Maintaining the correct balance of key nutrients potassium and magnesium in your soils can significantly boost yields and profit according to one long-term trial.
There is limited data on the effects of potash and magnesium shortages in arable soils and its effect on yield of various crops over longer periods of time.
However, fertiliser producer K+S UK and Eire have been running trials across a typical Norfolk light-land farm rotation for the past seven years and results have shown a significant yield benefit from applying the two crucial nutrients in each year of the trial.
The six-year rotation included two years of winter barley, vining peas, winter barley, sugar beet, spring barley and back to winter barley last season.
Six replicates of six different treatments included an untreated control, alongside various rates and combinations of potash, magnesium and a foliar applied magnesium and sulphur product.
Who are K+S UK and Eire?
- K+S UK and Eire is the UK and Irish subsidiary of German company K+S KALI, one of the largest global producers of potassium and magnesium fertilisers.
- Its German potash mines are rich in the mineral kieserite – magnesium sulphate.
- The company supplies potash and magnesium to UK blenders and agricultural merchants – not direct to growers.
- One in two UK arable crops receive a K+S product annually
K+S UK and Eire technical manager Andrew Watson says the data was some of the most consistent he has seen from a trial of its nature.
“It tells us that there is a consistent economic response in all the crops when potash and magnesium were applied over the seven years.
“It was particularly the case in winter and spring barley, where yields were boosted by between 0.4-0.9t/ha,” explains Mr Watson.
He adds that based on recent crop prices, the added income from the yield responses in the trial over a seven-year period equated to £630/ha, or £90/ha/year.
Potash is crucial in increasing nitrogen use and photosynthetic efficiency, as well as increasing the drought, disease, frost and lodging resistance of a crop.
It also helps increase grain numbers and quality and according to the RB209 fertiliser manual, soils should be maintained at a K index of 2- where possible.
The British Survey of Fertiliser Practice conducted by Defra each year highlights a declining use of potash fertiliser, with current use about half that of 1984 and about one-third of UK arable soils estimated to be deficient.
From NRM laboratories data – the UK’s largest soil and tissue testing company – about one fifth of arable soils sampled are also deficient in magnesium.
Potassium and magnesium are vital for crop yield
- Crop yields are being restricted by potash and magnesium deficiency
- Crops are responsive to annual applications – particularly on light soils
- Taking a “potash holiday” to cut costs is a false economy
- Increase nitrogen use efficiency by maintaining K index 2-
The element is close to potash on the periodic table and serves similar functions, but its main role is to ensure that carbohydrates can be made and moved around the plant – a key component in yield formation.

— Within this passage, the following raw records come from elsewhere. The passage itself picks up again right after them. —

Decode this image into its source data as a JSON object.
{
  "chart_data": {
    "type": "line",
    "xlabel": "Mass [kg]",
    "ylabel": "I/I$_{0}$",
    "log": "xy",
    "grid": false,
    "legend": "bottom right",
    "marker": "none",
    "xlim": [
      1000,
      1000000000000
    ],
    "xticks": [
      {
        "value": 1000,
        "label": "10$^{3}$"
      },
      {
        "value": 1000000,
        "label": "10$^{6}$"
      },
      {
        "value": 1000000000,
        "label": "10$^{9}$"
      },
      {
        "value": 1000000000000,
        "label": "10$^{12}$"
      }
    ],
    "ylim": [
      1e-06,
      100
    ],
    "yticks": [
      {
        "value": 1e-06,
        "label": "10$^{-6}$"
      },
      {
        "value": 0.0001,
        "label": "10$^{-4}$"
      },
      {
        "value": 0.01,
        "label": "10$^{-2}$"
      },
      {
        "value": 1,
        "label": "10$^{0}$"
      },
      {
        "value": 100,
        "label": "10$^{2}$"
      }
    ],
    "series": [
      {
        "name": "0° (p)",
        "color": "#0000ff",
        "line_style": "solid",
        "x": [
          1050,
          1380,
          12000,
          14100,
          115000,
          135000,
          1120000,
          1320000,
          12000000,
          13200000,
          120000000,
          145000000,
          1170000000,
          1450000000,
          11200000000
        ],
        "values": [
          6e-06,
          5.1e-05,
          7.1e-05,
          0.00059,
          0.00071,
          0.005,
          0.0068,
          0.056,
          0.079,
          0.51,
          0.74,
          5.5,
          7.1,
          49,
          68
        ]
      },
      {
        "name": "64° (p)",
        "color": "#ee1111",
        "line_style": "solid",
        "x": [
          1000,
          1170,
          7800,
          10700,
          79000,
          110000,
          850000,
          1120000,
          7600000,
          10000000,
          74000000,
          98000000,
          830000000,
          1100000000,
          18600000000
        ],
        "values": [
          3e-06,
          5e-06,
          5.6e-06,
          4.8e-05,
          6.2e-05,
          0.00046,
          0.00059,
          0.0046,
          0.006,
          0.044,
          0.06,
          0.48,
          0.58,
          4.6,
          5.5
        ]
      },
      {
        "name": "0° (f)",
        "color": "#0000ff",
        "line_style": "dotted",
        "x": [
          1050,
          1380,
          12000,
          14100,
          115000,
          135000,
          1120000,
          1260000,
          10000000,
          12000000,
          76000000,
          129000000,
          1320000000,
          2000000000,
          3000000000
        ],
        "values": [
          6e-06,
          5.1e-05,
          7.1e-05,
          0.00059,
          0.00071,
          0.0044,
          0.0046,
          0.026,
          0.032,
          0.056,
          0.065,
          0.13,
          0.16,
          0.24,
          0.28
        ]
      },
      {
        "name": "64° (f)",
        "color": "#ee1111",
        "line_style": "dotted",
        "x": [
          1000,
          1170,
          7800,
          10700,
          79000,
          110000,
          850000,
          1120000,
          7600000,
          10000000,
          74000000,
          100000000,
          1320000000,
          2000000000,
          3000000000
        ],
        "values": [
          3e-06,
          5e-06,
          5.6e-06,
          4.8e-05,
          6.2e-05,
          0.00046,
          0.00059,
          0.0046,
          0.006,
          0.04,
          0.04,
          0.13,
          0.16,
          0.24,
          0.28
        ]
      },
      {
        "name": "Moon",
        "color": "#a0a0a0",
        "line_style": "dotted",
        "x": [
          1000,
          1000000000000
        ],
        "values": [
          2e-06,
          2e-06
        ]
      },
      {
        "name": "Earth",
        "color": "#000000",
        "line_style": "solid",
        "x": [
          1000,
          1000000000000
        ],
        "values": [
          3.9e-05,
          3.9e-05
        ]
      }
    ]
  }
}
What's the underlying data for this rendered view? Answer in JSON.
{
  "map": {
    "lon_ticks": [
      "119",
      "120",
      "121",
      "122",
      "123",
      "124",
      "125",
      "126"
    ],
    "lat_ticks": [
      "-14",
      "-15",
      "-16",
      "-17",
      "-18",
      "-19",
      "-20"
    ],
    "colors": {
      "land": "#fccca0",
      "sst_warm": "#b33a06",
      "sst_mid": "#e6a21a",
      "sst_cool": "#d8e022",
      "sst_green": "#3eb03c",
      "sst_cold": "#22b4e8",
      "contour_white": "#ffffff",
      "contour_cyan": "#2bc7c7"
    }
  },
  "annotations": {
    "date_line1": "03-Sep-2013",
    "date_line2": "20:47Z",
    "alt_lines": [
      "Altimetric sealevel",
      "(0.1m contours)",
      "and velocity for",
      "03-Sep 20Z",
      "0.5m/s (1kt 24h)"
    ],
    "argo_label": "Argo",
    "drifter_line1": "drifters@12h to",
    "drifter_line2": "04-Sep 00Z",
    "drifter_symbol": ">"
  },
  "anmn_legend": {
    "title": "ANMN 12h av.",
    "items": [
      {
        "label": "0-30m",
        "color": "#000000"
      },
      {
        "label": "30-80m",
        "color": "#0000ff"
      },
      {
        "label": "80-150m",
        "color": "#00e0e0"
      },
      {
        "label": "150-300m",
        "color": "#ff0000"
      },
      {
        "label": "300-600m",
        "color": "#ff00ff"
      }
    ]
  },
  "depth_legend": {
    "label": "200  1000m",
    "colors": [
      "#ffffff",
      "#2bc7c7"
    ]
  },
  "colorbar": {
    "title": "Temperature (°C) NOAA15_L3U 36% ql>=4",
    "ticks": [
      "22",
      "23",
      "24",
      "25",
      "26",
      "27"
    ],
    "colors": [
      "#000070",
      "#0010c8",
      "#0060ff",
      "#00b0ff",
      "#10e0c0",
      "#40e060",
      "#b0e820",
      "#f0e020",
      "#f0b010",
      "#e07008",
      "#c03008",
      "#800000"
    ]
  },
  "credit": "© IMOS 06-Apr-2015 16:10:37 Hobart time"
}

“Yields are static and nutrition could certainly be a part of that. Farmers are tending to concentrate on nitrogen, disease control and in some cases grassweeds, but potash and magnesium are seen as less critical inputs,” he adds.

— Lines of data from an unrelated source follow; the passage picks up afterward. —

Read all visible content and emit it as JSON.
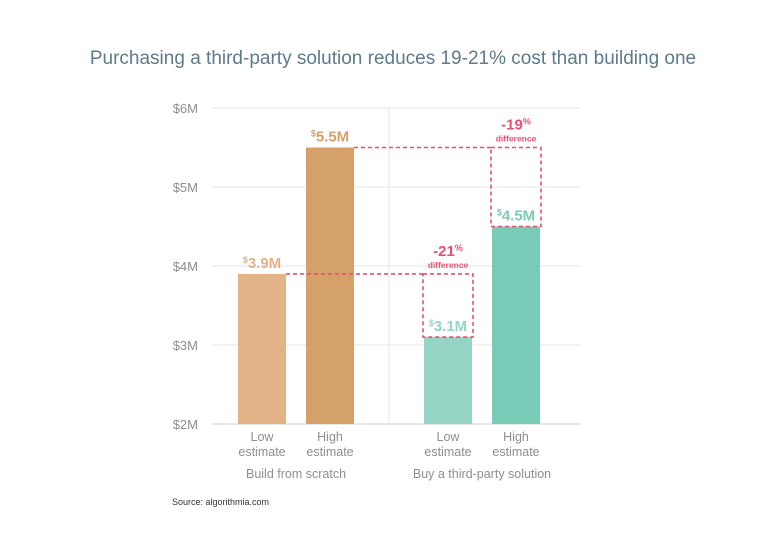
{
  "colors": {
    "background": "#ffffff",
    "title": "#5f7a8a",
    "axis_text": "#8e8e8e",
    "grid": "#e6e6e6",
    "build_low": "#e1b387",
    "build_high": "#d4a16b",
    "buy_low": "#94d4c4",
    "buy_high": "#77cbb7",
    "diff": "#ec4f6e",
    "source": "#333333"
  },
  "source": "Source: algorithmia.com",
  "chart_data": {
    "type": "bar",
    "title": "Purchasing a third-party solution reduces 19-21% cost than building one",
    "xlabel": "",
    "ylabel": "",
    "ylim": [
      2,
      6
    ],
    "grid": true,
    "y_ticks": [
      {
        "value": 2,
        "label": "$2M"
      },
      {
        "value": 3,
        "label": "$3M"
      },
      {
        "value": 4,
        "label": "$4M"
      },
      {
        "value": 5,
        "label": "$5M"
      },
      {
        "value": 6,
        "label": "$6M"
      }
    ],
    "groups": [
      {
        "label": "Build from scratch",
        "bars": [
          {
            "category": [
              "Low",
              "estimate"
            ],
            "value": 3.9,
            "label_symbol": "$",
            "label_value": "3.9M",
            "color": "#e1b387"
          },
          {
            "category": [
              "High",
              "estimate"
            ],
            "value": 5.5,
            "label_symbol": "$",
            "label_value": "5.5M",
            "color": "#d4a16b"
          }
        ]
      },
      {
        "label": "Buy a third-party solution",
        "bars": [
          {
            "category": [
              "Low",
              "estimate"
            ],
            "value": 3.1,
            "label_symbol": "$",
            "label_value": "3.1M",
            "color": "#94d4c4",
            "difference": {
              "reference": 3.9,
              "value": "-21",
              "unit": "%",
              "word": "difference"
            }
          },
          {
            "category": [
              "High",
              "estimate"
            ],
            "value": 4.5,
            "label_symbol": "$",
            "label_value": "4.5M",
            "color": "#77cbb7",
            "difference": {
              "reference": 5.5,
              "value": "-19",
              "unit": "%",
              "word": "difference"
            }
          }
        ]
      }
    ]
  }
}
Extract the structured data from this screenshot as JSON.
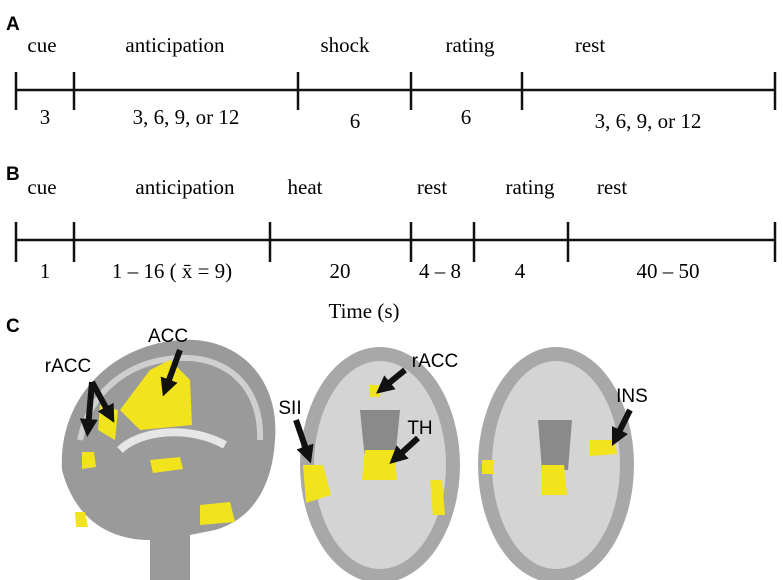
{
  "panels": [
    {
      "label": "A",
      "phases": [
        "cue",
        "anticipation",
        "shock",
        "rating",
        "rest"
      ],
      "durations": [
        "3",
        "3, 6, 9, or 12",
        "6",
        "6",
        "3, 6, 9, or 12"
      ]
    },
    {
      "label": "B",
      "phases": [
        "cue",
        "anticipation",
        "heat",
        "rest",
        "rating",
        "rest"
      ],
      "durations": [
        "1",
        "1 – 16 ( x̄ = 9)",
        "20",
        "4 – 8",
        "4",
        "40 – 50"
      ]
    }
  ],
  "axis_label": "Time (s)",
  "brain_panel": {
    "label": "C",
    "regions": [
      "ACC",
      "rACC",
      "SII",
      "rACC",
      "TH",
      "INS"
    ]
  }
}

He warns that despite low commodity prices eroding growers’ margins, taking a “potash holiday” to save cash could result in soil indices dropping to 1 in just a season.
“To get those indices back up to the target of 2-, it would take 450kg/ha of potassium (K20), or 750kg/ha of MOP.

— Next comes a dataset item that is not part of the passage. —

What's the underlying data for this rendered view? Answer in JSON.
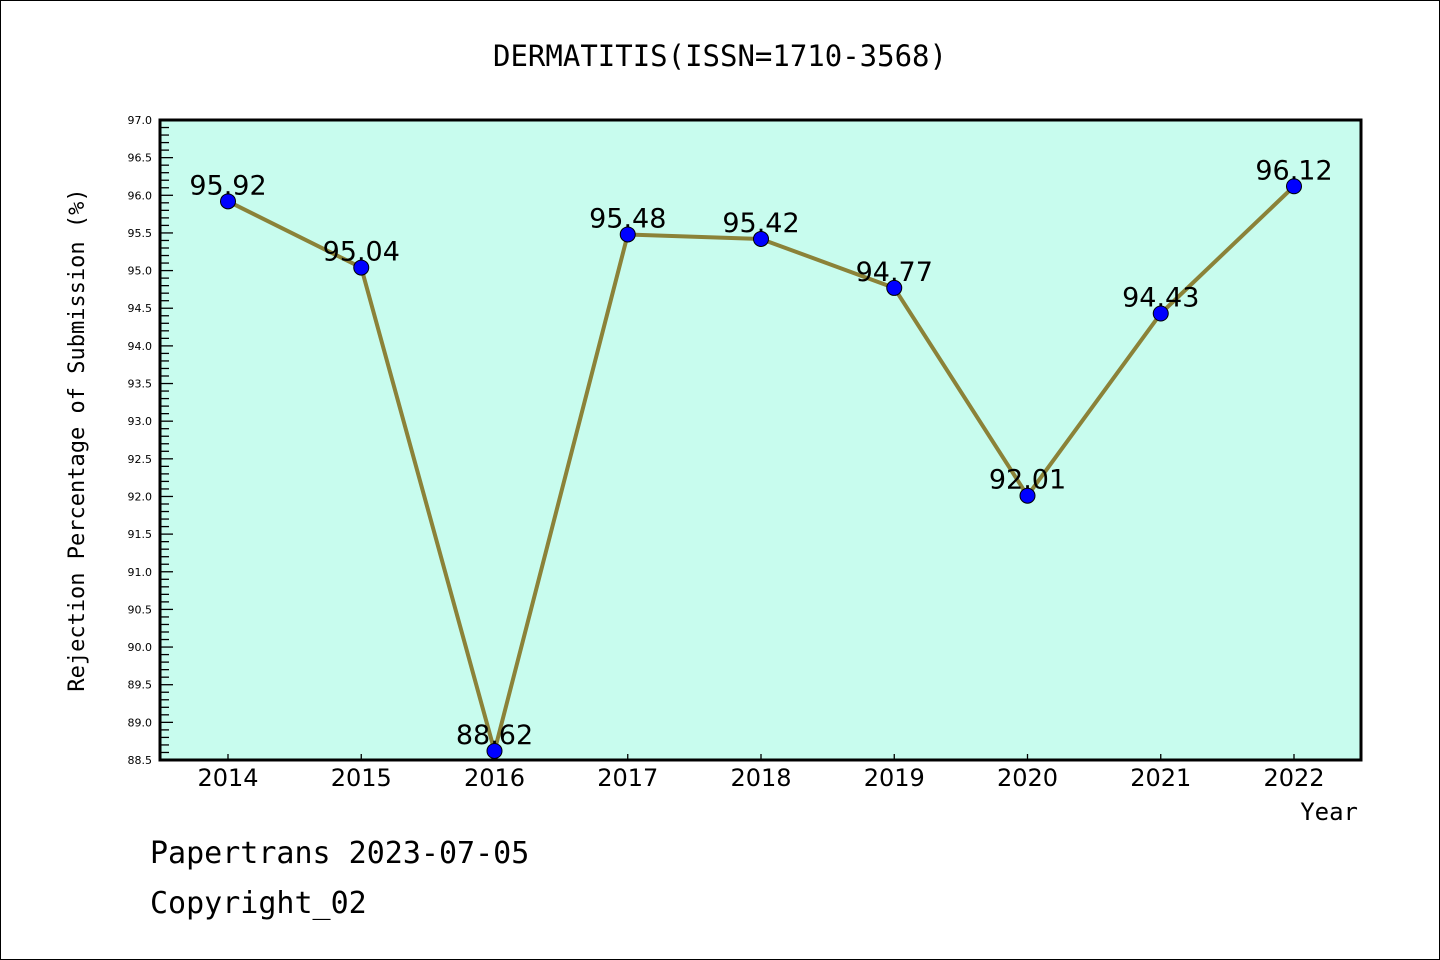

“That would require spending considerable amounts of money, so growers should think about applying on an annual basis to maintain target index, along with magnesium too,” says Mr Watson.
Good crop nutrition is based on balancing the key macro- and micronutrients that all have their own job to do in keeping crops healthy and driving yield.
Although potash can provide yield benefits by contributing its own roles within the plant, it also helps ensure that nitrogen is used more efficiently.
Mr Watson says nitrogen use efficiency “drops like a stone” below the optimum soil index of 2-, with Rothamsted Research work showing 77% efficiency at index 2 and just 49% at 0.
“When you are spending £200-300/ha on nitrogen inputs, half of that could be lost and not used by the crop, so keeping potash indices maintained should be a no brainer,” he adds.